Older children kindly support younger children to complete some tasks they are finding more difficult. Staff support younger children with minor disputes well. They help them to understand their own emotions through thoughtful discussions.

This consistent approach means children know what is expected of them, as well as encouraging all children to be respectful of each other.Staff interact with children positively. They are sensitive to children's needs including those with special educational needs and/or disabilities (SEND).

The special educational needs coordinator has good knowledge of how to support children with SEND. They understand the importance of working in partnership with other professionals, schools, and parents. This ensures all children's individual needs are met.

Children enjoy their healthy snacks and meals at the club. Staff understand the importance of providing a well-balanced, healthy diet. Children's independence is promoted as they independently wash their hands and self-select their own snack.

The manager demonstrates a reflective and positive attitude to making improvements. She takes prompt and necessary action when significant events occur. For example, the manager had recently reviewed their procedures and practice to ensure children are always well supervised.


The arrangements for safeguarding are not effective.Weaknesses in leadership and management mean that children's safety is not assured. Some staff do not have sufficient child protection knowledge.

These staff are not able to identify potential signs that may indicate a child is at risk from harm. Some staff have no knowledge of local safeguarding partnership arrangements. This means staff do not know where to report concerns about children or in the event of a concern about a colleague's behaviour.

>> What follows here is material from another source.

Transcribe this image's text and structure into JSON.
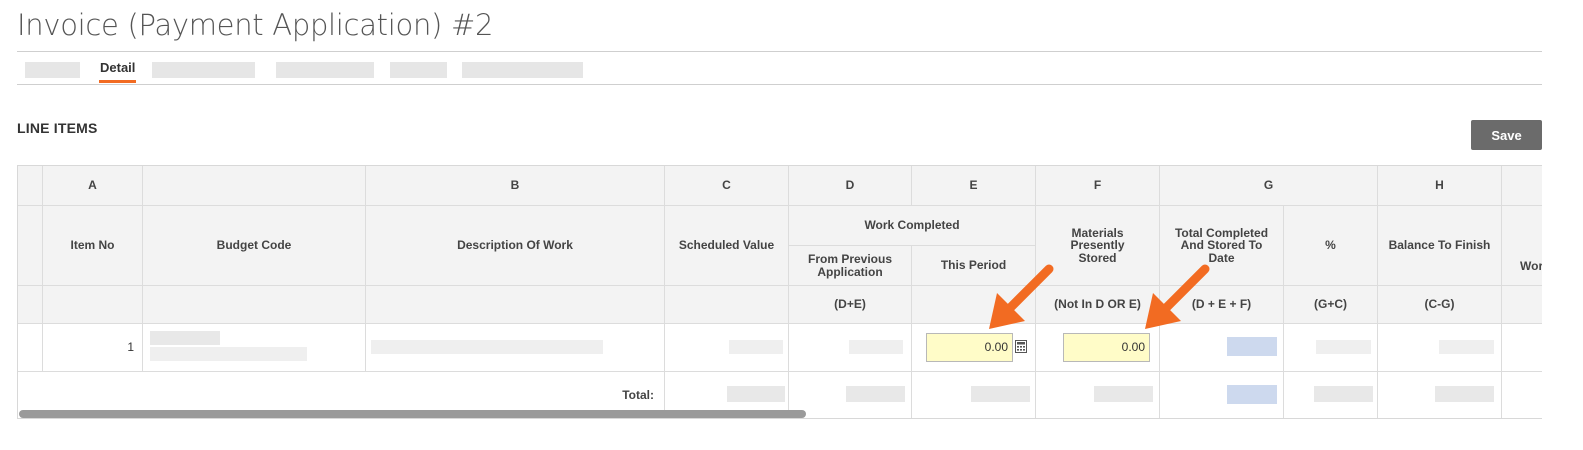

Additionally, some staff do not have sufficient knowledge of other safeguarding contexts, such as county lines and radicalisation. This has an impact on staff's ability to keep children safe. However, staff do encourage children to keep themselves safe, including when online.

Children are well supervised during the club, including at mealtimes. The manager has robust recruitment procedures in place and carries out appropriate checks to confirm staff's suitability.

What does the setting need to do to improve?

To meet the requirements of the early years foundation stage and Childcare Register the provider must: Due date ensure all staff receive safeguarding training, including how to identify and respond to concerns about a child or about a colleague's behaviour, in line with local safeguarding partnership guidance and procedures 07/11/2023 develop staff training, support and mentoring to ensure staff have a clear understanding of their roles and responsibilities and receive appropriate support to develop their individual knowledge and skills 07/11/2023 implement a rigorous system for risk assessment to identify, remove or minimise all risks and hazards to children's and staff's health and safety, specifically in the outdoor environment.